Two large studies of case-parent trios ascertained through a proband with
a non-syndromic orofacial cleft (OFC, which includes cleft lip and palate,
cleft lip alone, or cleft palate alone) were used to test for possible
gene-environment (G × E) interaction between genome-wide markers (both
observed and imputed) and self-reported maternal exposure to smoking,
alcohol consumption, and multivitamin supplementation during pregnancy. The
parent studies were as follows: GENEVA, which included 1,939 case-parent
trios recruited largely through treatment centers in Europe, the United
States, and Asia, and 1,443 case-parent trios from the Pittsburgh Orofacial
Cleft Study (POFC) also ascertained through a proband with an OFC including
three major racial/ethnic groups (European, Asian, and Latin American).
Exposure rates to these environmental risk factors (maternal smoking,
alcohol consumption, and multivitamin supplementation) varied across
studies and among racial/ethnic groups, creating substantial differences in
power to detect G × E interaction, but the trio design should minimize
spurious results due to population stratification. The GENEVA and POFC
studies were analyzed separately, and a meta-analysis was conducted across
both studies to test for G × E interaction using the 2 df test of gene and
G × E interaction and the 1 df test for G × E interaction alone. The 2 df
test confirmed effects for several recognized risk genes, suggesting modest
G × E effects. This analysis did reveal suggestive evidence for G × Vitamin
interaction for CASP9 on 1p36 located about 3 Mb from PAX7, a recognized risk gene. Several regions gave suggestive evidence of G × E
interaction in the 1 df test.

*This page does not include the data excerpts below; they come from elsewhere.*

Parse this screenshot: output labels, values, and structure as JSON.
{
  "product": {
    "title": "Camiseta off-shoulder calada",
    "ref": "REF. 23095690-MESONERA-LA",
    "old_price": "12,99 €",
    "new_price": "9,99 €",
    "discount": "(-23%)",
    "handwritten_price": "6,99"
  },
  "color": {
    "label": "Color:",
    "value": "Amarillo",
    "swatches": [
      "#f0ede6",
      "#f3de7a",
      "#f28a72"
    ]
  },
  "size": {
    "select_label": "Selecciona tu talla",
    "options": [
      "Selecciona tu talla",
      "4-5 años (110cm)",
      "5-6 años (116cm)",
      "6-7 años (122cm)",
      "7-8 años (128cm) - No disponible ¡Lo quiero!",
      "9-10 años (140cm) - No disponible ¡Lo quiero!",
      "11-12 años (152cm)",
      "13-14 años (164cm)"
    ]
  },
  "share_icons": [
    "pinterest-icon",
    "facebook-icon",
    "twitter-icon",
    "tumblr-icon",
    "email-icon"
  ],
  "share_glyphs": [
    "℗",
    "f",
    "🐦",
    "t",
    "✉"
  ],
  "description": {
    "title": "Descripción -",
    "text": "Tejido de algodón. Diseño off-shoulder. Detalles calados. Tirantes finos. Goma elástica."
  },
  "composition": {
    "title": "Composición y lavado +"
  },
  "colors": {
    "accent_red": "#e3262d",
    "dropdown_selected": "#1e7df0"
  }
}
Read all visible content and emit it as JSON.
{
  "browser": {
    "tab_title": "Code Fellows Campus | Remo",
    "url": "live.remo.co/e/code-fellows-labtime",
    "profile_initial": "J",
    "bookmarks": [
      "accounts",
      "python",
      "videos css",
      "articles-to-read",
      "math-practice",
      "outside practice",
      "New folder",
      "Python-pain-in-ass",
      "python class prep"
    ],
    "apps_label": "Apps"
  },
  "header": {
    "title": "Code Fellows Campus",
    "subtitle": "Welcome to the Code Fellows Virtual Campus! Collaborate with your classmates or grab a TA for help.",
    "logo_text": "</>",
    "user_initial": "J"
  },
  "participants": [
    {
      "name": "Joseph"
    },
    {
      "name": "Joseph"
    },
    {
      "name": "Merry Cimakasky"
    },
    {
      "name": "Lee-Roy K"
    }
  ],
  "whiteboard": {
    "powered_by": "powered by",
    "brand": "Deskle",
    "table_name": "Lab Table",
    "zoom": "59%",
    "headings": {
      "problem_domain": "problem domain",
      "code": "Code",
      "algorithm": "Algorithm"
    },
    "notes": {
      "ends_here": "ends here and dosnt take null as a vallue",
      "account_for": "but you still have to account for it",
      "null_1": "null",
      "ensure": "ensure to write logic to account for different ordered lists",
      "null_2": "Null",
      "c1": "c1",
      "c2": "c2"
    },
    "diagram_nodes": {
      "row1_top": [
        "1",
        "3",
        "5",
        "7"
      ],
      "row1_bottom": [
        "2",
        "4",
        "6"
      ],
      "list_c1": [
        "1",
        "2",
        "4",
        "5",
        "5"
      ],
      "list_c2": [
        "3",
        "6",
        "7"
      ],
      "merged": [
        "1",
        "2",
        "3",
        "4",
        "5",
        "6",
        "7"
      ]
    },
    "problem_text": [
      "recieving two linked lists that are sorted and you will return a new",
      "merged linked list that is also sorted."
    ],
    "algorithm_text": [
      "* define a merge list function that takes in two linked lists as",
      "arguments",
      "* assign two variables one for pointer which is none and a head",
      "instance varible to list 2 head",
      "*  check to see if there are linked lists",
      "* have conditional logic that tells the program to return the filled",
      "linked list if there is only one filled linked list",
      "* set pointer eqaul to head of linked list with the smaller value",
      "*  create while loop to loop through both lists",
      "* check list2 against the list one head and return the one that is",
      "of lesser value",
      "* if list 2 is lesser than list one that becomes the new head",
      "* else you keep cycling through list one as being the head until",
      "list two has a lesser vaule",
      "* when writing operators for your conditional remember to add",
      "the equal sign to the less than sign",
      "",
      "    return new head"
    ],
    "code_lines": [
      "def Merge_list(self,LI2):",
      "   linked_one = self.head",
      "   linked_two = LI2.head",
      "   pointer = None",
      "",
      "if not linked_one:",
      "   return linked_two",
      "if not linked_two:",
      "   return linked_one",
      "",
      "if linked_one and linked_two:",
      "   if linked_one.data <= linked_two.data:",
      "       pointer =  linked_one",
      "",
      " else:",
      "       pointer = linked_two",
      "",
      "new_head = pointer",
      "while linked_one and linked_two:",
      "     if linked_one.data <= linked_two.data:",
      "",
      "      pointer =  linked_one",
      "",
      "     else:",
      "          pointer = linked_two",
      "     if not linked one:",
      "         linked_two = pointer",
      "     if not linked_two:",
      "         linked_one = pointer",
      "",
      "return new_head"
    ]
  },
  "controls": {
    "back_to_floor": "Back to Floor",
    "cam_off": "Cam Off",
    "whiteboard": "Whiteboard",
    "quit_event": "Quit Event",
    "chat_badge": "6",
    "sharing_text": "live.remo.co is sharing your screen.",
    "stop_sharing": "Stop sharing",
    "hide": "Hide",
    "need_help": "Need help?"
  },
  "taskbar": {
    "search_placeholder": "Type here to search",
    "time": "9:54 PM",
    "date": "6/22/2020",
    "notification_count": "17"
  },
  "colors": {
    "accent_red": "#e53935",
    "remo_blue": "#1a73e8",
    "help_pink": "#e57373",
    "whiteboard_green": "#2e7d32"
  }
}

For example, for G × Smoking interaction, the
1 df test suggested markers in MUSK on 9q31.3 from meta-analysis. Markers near SLCO3A1 also showed suggestive evidence in the 1 df test for G × Alcohol
interaction, and rs41117 near RETREG1 (a.k.a. FAM134B) also gave suggestive significance in the meta-analysis of the 1 df test
for G × Vitamin interaction. While it remains quite difficult to obtain
definitive evidence for G × E interaction in genome-wide studies, perhaps
due to small effect sizes of individual genes combined with low exposure
rates, this analysis of two large case-parent trio studies argues for
considering possible G × E interaction in any comprehensive study of
complex and heterogeneous disorders such as OFC.